- Culture
- 10 Jul 06
Though fascinating at the level of performance and subtext, it occasionally feels like we’re not watching a proper film at all, but for all the overbearing pretensions, Heading South boasts a nifty rendition of seething alpha female sexual jealousy.
Some moments into the controversy-courting new offering from Laurent Cantet (Human Resources, Time Out) it hits you. Menopausal western women preying on the scandalously young beach gigolos of Haiti during the late 70s? Rivalries within the western ranks? The Haitian natives suffer the consequences? Hang on. This is a great big sexual post-colonial allegory. Didn’t I just review one of these things last week?

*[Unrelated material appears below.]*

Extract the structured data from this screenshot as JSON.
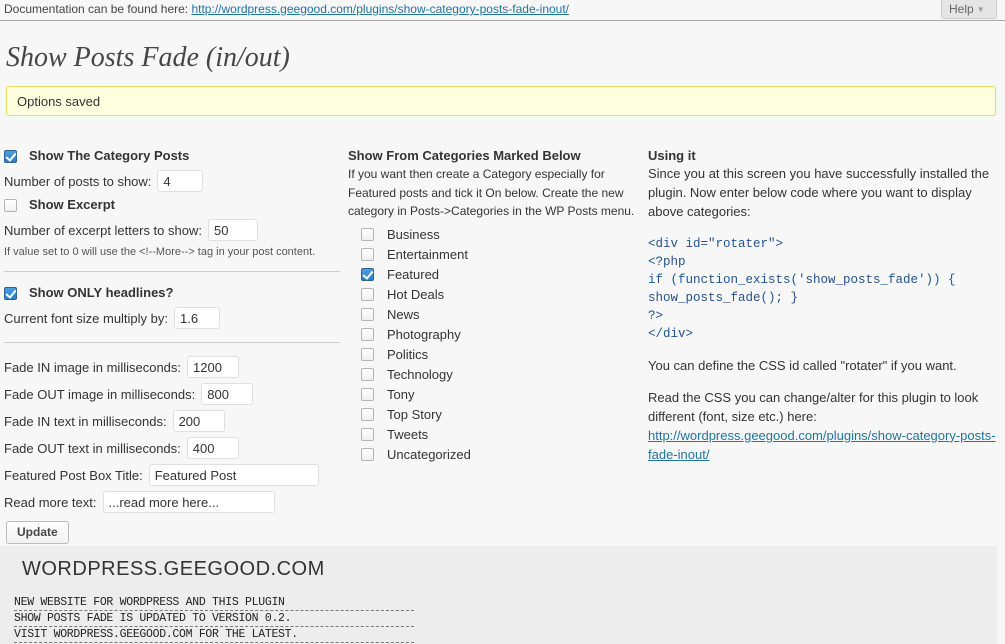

Other aspects of Heading South – a sexual and geographical term, geddit? – could only be found in a film featuring Charlotte Rampling. The female stars frequently address the camera directly to spout monologues – almost always an outrageous cheat - about “my first orgasm at the age of 45” or how blacks back home don’t interest them, unlike the youthful meat of the Caribbean. That the sexual tourists are female makes their transactions any less distasteful.
Though fascinating at the level of performance and subtext, it occasionally feels like we’re not watching a proper film at all, but for all the overbearing pretensions, Heading South boasts a nifty rendition of seething alpha female sexual jealousy. As the fur starts to fly, Ms. Rampling in particular has rarely been more icily repressed. Shudder.